El desafío de brindar cuidados

Las responsabilidades de cuidado continúan creciendo. Un estudio del Pew Research Center encontró que el 10% de los adultos en Estados Unidos se identifican como cuidadores de un padre o madre de 65 años o más. Otro 3% brinda cuidados a un cónyuge o pareja de esa edad. La carga del cuidado suele aumentar a medida que los seres queridos envejecen y requieren más apoyo.

Brindar cuidados es una experiencia compleja, muchas veces invisible y estrechamente relacionada con la salud mental. Su impacto puede sentirse en todos los aspectos de la vida cotidiana. Algunos desafíos comunes incluyen:

  • Programar citas médicas cuando los consultorios solo atienden durante el horario laboral.
  • Llevar el control de los medicamentos y preguntarse si su ser querido los tomó.
  • Planificar las comidas para la familia.
  • Organizar el transporte para llevar a un ser querido a sus citas médicas.
  • Asegurarse de que los hijos lleguen a sus actividades después de la escuela.
  • Preocuparse por si un padre o madre se siente solo.

Por qué la esperanza es necesaria

Debido a que brindar cuidados puede provocar estrés crónico, agotamiento emocional y dificultades para encontrar sentido en medio de los desafíos, es importante contar con herramientas que fortalezcan la resiliencia emocional. La esperanza puede desempeñar un papel fundamental en ese proceso.

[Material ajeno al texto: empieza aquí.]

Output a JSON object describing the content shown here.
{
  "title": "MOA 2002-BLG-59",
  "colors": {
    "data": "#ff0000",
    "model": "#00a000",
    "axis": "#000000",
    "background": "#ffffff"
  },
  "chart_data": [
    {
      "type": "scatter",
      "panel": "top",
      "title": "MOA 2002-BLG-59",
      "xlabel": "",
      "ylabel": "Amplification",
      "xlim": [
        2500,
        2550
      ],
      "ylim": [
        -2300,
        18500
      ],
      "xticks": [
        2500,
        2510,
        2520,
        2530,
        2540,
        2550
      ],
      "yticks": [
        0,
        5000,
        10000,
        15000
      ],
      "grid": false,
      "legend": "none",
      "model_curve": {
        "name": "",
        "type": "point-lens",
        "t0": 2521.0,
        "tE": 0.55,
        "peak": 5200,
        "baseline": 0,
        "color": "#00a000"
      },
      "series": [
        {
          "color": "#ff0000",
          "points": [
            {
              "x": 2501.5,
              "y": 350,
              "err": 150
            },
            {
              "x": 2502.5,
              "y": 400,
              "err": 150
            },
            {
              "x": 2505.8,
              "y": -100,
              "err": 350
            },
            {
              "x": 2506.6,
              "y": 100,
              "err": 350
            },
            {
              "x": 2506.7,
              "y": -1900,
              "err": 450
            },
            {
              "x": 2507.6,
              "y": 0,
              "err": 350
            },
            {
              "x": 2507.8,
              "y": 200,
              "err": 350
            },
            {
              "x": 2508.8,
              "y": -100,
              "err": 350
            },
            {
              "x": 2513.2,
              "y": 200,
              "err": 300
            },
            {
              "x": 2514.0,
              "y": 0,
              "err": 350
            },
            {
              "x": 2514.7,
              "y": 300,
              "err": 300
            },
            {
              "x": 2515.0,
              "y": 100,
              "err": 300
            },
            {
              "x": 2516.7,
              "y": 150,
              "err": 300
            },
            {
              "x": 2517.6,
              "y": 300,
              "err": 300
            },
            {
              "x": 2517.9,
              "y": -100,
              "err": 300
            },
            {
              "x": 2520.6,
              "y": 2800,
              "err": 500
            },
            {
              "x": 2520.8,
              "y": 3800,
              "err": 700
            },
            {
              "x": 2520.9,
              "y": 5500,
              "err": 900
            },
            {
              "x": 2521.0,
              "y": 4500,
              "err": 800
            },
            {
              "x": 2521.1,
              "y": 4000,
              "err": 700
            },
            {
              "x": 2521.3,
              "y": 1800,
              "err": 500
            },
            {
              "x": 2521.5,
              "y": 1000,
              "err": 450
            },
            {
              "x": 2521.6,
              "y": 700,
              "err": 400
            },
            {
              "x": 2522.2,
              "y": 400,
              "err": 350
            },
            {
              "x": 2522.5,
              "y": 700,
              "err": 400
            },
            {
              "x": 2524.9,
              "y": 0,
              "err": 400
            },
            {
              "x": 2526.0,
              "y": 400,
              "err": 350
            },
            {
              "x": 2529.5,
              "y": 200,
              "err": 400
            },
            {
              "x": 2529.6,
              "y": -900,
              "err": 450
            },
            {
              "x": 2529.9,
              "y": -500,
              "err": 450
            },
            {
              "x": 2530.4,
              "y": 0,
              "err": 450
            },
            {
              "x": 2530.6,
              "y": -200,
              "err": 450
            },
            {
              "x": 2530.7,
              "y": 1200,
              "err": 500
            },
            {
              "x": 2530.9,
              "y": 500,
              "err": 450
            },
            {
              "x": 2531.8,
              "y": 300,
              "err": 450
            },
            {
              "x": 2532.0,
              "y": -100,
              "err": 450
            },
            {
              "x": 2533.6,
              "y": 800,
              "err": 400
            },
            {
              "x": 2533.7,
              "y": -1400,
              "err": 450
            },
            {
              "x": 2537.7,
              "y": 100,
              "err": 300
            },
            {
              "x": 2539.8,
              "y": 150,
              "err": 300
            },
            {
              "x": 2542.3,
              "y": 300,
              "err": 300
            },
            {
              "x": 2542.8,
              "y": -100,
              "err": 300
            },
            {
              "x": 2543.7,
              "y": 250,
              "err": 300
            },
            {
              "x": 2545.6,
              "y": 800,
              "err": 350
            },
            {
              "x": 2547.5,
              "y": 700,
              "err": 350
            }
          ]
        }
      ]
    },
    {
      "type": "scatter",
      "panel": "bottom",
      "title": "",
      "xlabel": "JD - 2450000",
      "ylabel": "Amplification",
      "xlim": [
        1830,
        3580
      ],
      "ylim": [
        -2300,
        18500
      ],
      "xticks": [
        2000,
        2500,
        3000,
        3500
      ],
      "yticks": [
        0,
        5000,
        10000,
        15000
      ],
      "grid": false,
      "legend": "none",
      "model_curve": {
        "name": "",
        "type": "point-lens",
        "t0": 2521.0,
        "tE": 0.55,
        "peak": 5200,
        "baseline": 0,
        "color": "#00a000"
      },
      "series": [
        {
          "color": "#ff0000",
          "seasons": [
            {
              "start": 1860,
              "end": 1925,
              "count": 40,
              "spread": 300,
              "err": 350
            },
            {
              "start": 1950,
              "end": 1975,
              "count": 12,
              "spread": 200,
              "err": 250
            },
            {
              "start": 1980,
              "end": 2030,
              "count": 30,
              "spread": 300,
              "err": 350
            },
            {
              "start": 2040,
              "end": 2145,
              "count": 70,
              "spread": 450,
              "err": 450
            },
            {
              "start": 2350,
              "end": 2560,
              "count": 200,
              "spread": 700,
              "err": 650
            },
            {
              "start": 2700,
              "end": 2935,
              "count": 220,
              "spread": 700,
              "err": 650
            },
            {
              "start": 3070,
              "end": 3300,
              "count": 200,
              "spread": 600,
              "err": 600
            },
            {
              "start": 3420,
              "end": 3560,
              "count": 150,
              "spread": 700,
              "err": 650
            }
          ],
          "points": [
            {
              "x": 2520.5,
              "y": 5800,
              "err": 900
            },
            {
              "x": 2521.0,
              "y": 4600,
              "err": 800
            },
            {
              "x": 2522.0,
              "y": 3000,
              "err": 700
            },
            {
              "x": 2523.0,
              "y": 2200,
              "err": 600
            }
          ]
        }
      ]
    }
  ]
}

La esperanza genera consuelo, fortaleza, motivación y bienestar. Es una parte esencial del cuidado.

La esperanza fortalece la resiliencia

La esperanza, entendida como tener una meta y la confianza para avanzar hacia ella, puede ayudar a reducir la carga asociada con el cuidado. Pensar en posibles caminos y soluciones permite a los cuidadores afrontar los desafíos diarios con mayor claridad en lugar de sentirse completamente abrumados.

También fortalece la motivación interna y el impulso emocional necesarios para seguir adelante durante los momentos difíciles.

Formas de desarrollar la esperanza

Aunque encontrar esperanza y resiliencia puede resultar difícil cuando enfrenta las exigencias del cuidado, es posible fortalecer ambas.

  • Participe en conversaciones que fomenten la esperanza. Hablar sobre posibilidades positivas puede ayudar tanto a usted como a la persona que recibe cuidados. Ver a alguien experimentar esperanza también puede inspirarle.
  • Busque apoyo externo. El apoyo emocional y práctico puede brindar ánimo, orientación y tranquilidad.
  • Establezca metas pequeñas. Divida las tareas grandes en objetivos alcanzables y celebre cada avance.
  • Cree planes paso a paso. Identificar acciones concretas para superar obstáculos puede ayudarle a visualizar un camino hacia sus metas.
  • Reconozca sus límites. Acepte aquello que no puede cambiar y enfoque su energía en aquello sobre lo que sí tiene influencia.

 

La esperanza y la resiliencia son posibles. Ambas pueden aliviar parte de la carga del cuidado y ayudarle a apoyar a su ser querido sin descuidarse a usted mismo.